Et la fiscalité ne fait pas de cadeau non plus. Ce nouveau livret, contrairement au Livret A, n'échappe pas à l'impôt : les intérêts subissent la flat tax de 31,4 %. Soit un taux net entre 0,034 % et 0,515 % après déduction du prélèvement forfaitaire unique. l'argent continue de dormir, mais rapporte à peine de quoi payer un café par mois pour dix mille euros placés. Selon la Banque de France, la rémunération moyenne de ces livrets d'épargne s'élevait à 0,8% en mai 2025.

L'autre perte, plus insidieuse encore, concerne les droits à prêt. Ces droits accumulés patiemment pendant quinze ans, censés ouvrir la voie à un crédit immobilier à taux préférentiel, disparaissent avec la clôture. La disparition définitive des droits à un prêt épargne logement, ces droits accumulés tout au long de la vie du PEL, qui permettaient d'accéder à un prêt immobilier à des conditions spécifiques, une fois le plan clôturé, ne peuvent plus être utilisés ni transférés. Pour quelqu'un qui envisageait un achat immobilier dans les prochaines années, c'est un peu comme voir s'évaporer une carte de fidélité jamais utilisée. Une évidence. Presque trop simple à ignorer.

Ce que la banque doit (normalement) vous dire à l'avance

Rassurons-nous tout de même sur un point : la fermeture ne peut pas tomber comme un couperet sans prévenir. La banque doit vous informer. Un PEL ne peut pas être fermé sans que vous soyez prévenu. Avant l'échéance des 15 ans, votre établissement bancaire vous adresse généralement un courrier, ou un message dans votre espace client, pour vous signaler que le plan arrive à sa durée maximale. Le hic, c'est que ce courrier arrive parfois noyé au milieu d'un relevé annuel ou d'une newsletter promotionnelle, invisible pour qui ne l'attend pas.

Pour ceux qui veulent réagir avant la clôture, une fenêtre existe. Le temps est limité pour utiliser les droits à prêt : ils peuvent être utilisés durant 1 an maximum après la clôture pour le PEL, et dans la limite de 5 ans après l'échéance, soit 15 ans maximum.

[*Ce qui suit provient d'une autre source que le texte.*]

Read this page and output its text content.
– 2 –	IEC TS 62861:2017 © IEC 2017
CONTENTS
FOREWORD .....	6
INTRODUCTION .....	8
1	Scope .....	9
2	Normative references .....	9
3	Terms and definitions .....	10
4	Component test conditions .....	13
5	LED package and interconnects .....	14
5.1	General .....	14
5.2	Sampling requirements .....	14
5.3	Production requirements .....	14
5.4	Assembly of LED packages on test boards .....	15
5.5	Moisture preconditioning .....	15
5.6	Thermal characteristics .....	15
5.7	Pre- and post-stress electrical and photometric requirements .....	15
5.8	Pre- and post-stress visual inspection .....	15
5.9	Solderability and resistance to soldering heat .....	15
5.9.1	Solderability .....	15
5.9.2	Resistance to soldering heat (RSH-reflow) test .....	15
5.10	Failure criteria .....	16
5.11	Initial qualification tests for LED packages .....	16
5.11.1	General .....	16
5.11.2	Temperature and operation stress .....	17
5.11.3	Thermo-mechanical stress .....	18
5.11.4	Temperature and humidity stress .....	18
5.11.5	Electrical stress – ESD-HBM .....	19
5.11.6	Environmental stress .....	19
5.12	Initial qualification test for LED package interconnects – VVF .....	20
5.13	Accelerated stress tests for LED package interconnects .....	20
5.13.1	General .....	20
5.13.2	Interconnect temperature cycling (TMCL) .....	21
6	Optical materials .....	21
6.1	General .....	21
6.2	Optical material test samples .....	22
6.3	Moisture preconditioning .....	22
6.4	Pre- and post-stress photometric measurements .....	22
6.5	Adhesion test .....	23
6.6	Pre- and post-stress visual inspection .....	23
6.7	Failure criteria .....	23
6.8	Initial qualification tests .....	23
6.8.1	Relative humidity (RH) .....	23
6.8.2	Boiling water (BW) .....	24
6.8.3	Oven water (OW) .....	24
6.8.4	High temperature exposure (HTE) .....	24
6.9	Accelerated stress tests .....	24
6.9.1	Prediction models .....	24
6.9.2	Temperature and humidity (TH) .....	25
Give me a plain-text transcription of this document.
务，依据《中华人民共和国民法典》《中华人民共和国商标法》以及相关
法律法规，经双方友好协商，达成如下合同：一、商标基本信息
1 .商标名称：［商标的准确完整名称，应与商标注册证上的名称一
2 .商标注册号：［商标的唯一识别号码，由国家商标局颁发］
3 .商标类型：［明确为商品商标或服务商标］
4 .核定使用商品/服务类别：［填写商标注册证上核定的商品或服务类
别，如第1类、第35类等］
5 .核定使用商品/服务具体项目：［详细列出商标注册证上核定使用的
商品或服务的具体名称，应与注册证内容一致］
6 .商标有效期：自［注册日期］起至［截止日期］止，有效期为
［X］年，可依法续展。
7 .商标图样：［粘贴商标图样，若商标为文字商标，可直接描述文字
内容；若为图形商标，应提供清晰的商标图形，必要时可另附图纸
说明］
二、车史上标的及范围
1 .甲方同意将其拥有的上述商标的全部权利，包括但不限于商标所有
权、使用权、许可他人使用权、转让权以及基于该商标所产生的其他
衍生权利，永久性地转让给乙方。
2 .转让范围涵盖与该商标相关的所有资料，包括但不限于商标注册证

Un point technique qui mérite un vrai coup de fil au conseiller plutôt qu'une lecture rapide du courrier. Il est aussi possible de clôturer soi-même le plan avant l'échéance des 15 ans, ce qui permet parfois de mieux négocier le timing d'un projet immobilier plutôt que de subir une clôture imposée par le calendrier.

Reste la question de savoir quoi faire de cet argent une fois basculé. Livret A, LDDS, assurance-vie en fonds euros, PER pour ceux qui préparent leur retraite : les options ne manquent pas, et toutes battent largement le taux d'un compte sur livret bancaire classique laissé à l'abandon. Un détail cocasse mérite d'être signalé : certains PEL ouverts avant mars 2011 échappent totalement à cette règle des 15 ans et peuvent être conservés sans limite de durée, ce qui explique pourquoi certains grands-parents continuent, eux, à toucher un taux de 4 % ou plus sans aucune inquiétude de clôture forcée. Deux générations de PEL, deux destins radicalement différents, pour un produit d'épargne qui portait pourtant le même nom sur le contrat.